Yes, we installed WordPress and we logged in and we were mad.  Furious.  On fire.  How dare these non-IT people tell us that this is what we need to be doing.  Our creativity was out the window.  Why?  WordPress 2003 was completely locked down.

In the present day WordPress realm, you have glorious freedom to touch, edit, change, and develop anything as you see hit.  10K plugins at your finger tips.  Code editors in the admin panel and a ton of easy to use admin pages for the plugins and theme.  It is hard to stop and reflect on WordPress 2003.  Wow, I wish I had a screenshot!

All you could do was write a post, add a tag, add a category.  The layout was a blog online, no theme choices to create a CMS website.  You could not add plugins, this was pre plugins.  There really wasn’t much a web design could do after installing and setting basic options like selecting a color or two.

The internal customer would ask us to tweak things. We couldn’t.  We would try to break in to the code and it was encrypted.  We were not meant to be inside.  I will never forget the frustration.

Over time, a few plugins were available.  Eventually “Pages” were allowed and soon followed themes that were sculpted to make a blog have CMS appeal.  A true homepage.

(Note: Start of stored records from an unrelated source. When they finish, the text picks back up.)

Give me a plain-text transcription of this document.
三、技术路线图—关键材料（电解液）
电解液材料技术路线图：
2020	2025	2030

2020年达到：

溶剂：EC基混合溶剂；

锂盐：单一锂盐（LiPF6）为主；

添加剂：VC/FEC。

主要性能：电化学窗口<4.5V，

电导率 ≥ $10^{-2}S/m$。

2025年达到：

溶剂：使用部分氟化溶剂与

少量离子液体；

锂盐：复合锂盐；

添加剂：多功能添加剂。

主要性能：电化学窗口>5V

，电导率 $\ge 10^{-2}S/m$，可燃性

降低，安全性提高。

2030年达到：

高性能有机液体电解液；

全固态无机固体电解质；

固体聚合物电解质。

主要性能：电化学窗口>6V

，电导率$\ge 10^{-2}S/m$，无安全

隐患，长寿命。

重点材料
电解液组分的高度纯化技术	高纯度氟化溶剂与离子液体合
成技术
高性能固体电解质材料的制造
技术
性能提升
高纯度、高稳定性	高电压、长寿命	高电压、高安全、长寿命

With all of this said, it has been a long journey for those of us who have been pecking away at WordPress for 12 years.  From blog only to some crappy hacks for CMS, from no plugins to 10K and growing, from no support to a very active community, and last but not least, from manipulating every action/page/post/plugin/theme/css along the way to the DIVI ‘drag and drop’ builder, we have come a LONG way.

It brings me great joy to see how DIVI has taken off.  I know I use it a lot because it is a great visual tool.  I can actually just tell a client now to ‘draw what you see’ and then i can quickly create all of the placeholders in DIVI within a matter of minutes.  Miraculous really.

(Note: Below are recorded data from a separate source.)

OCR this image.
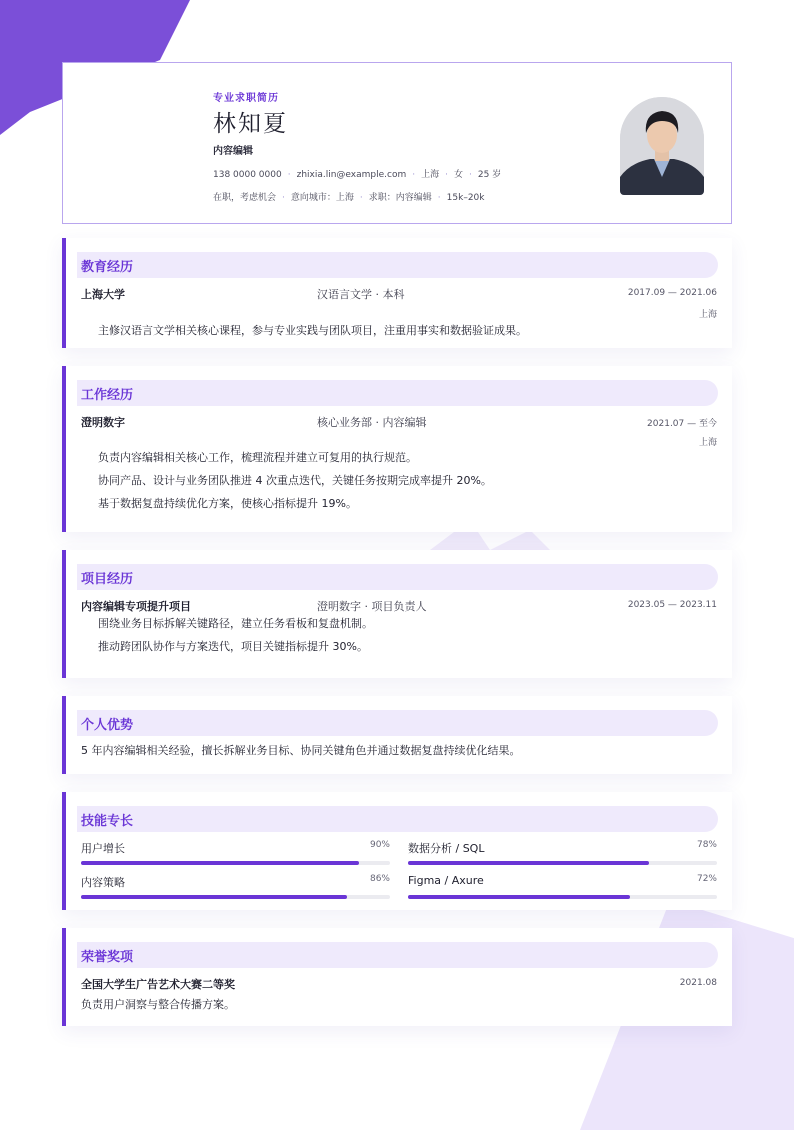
专业求职简历
林知夏
内容编辑
138 0000 0000 · zhixia.lin@example.com · 上海 · 女 · 25 岁
在职，考虑机会 · 意向城市：上海 · 求职：内容编辑 · 15k–20k
教育经历
上海大学	汉语言文学 · 本科	2017.09 — 2021.06
上海
主修汉语言文学相关核心课程，参与专业实践与团队项目，注重用事实和数据验证成果。
工作经历
澄明数字	核心业务部 · 内容编辑	2021.07 — 至今
上海
负责内容编辑相关核心工作，梳理流程并建立可复用的执行规范。
协同产品、设计与业务团队推进 4 次重点迭代，关键任务按期完成率提升 20%。
基于数据复盘持续优化方案，使核心指标提升 19%。
项目经历
内容编辑专项提升项目	澄明数字 · 项目负责人	2023.05 — 2023.11
围绕业务目标拆解关键路径，建立任务看板和复盘机制。
推动跨团队协作与方案迭代，项目关键指标提升 30%。
个人优势
5 年内容编辑相关经验，擅长拆解业务目标、协同关键角色并通过数据复盘持续优化结果。
技能专长
用户增长	90% 数据分析 / SQL	78%
内容策略	86% Figma / Axure	72%
荣誉奖项
全国大学生广告艺术大赛二等奖	2021.08
负责用户洞察与整合传播方案。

BUT (there is always a but), there is one drawback.  I have known about the drawback for awhile but I really don’t care, I have drank the DIVI kool aid clearly.

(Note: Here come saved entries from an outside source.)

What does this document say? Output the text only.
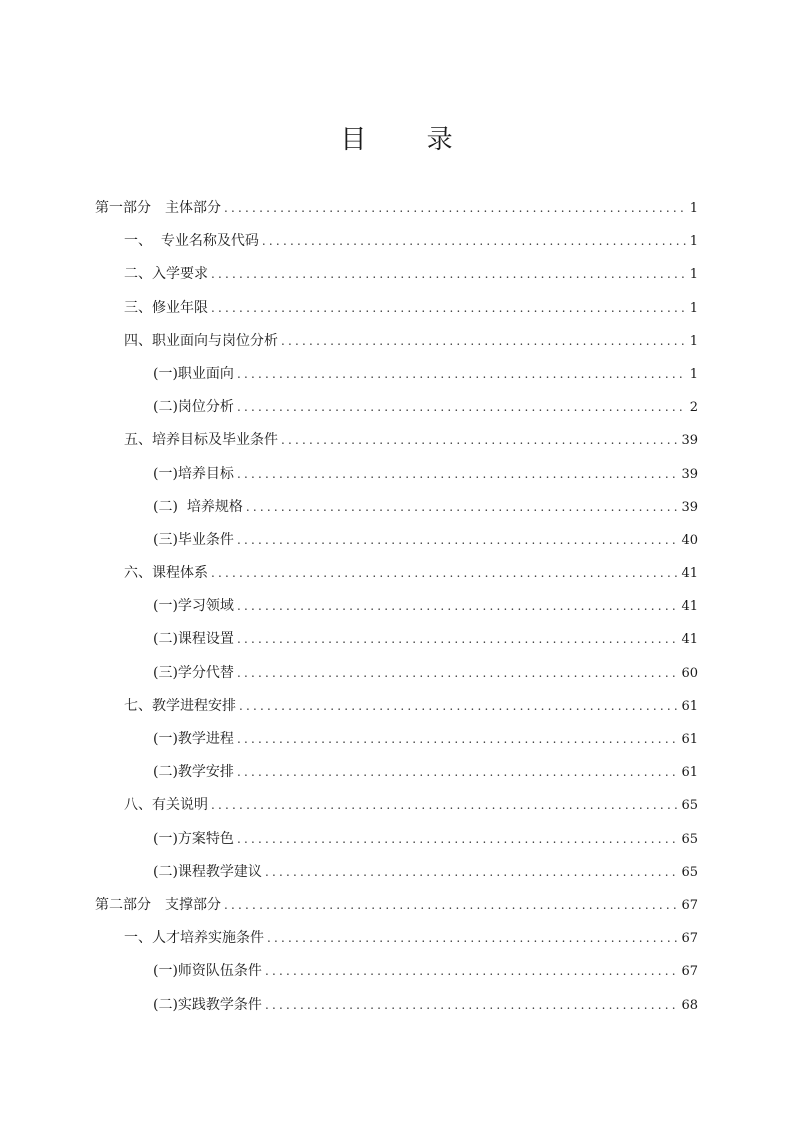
目 录
第一部分　主体部分 .....	1
一、  专业名称及代码 .....	1
二、入学要求 .....	1
三、修业年限 .....	1
四、职业面向与岗位分析 .....	1
(一)职业面向 .....	1
(二)岗位分析 .....	2
五、培养目标及毕业条件 .....	39
(一)培养目标 .....	39
(二)  培养规格 .....	39
(三)毕业条件 .....	40
六、课程体系 .....	41
(一)学习领域 .....	41
(二)课程设置 .....	41
(三)学分代替 .....	60
七、教学进程安排 .....	61
(一)教学进程 .....	61
(二)教学安排 .....	61
八、有关说明 .....	65
(一)方案特色 .....	65
(二)课程教学建议 .....	65
第二部分　支撑部分 .....	67
一、人才培养实施条件 .....	67
(一)师资队伍条件 .....	67
(二)实践教学条件 .....	68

The drawback to DIVI is that if you decide to leave the DIVI theme or builder plugin, there is no way to export the data and keep your page.  Once you turn off ‘divi builder’ all of your page content goes with it.  I have not crossed the line yet in which a client wants off of DIVI but I am sure it will happen one day (especially if a better builder prevails).

It is late and I know that this is poorly written compared to how I may passionately write when a bit more awake but do know this – all you need is DIVI to create your own small WordPress business.  You do not need 20 years of coding experience like I have.  You do not need a degree.  All you need is a passion to learn something new and time to develop your DIVI specific skills.  The more you use DIVI, the more you know.  And the more you know, the faster you can work.  DIVI is the first product (outside of the Elegant Builder which is a predecessor of DIVI) that truly helps you automate your WordPress building process.

There is no doubt in my mind that if I just started working with WordPress today and had developed the understanding to install and configure WordPress then install DIVI, I would be able to learn DIVI within a couple of weeks and launch a web design business.  So, if you are that person reading this, it is really possible.

I, personally, want to know how to do it all.  I don’t want to be caught mid project and not understand a basic component of WordPress and lose a ton of time troubleshooting.  The more you know the more power you will have over DIVI and WordPress.

In summary, DIVI has revolutionized how we be web design.  It has given non designers an opportunity to live the dream quick, fast, and furious by skipping over a ton of classes about code.   The awesome thing is, there is a large amount of info available on DIVI now to help any novice achieve their goals.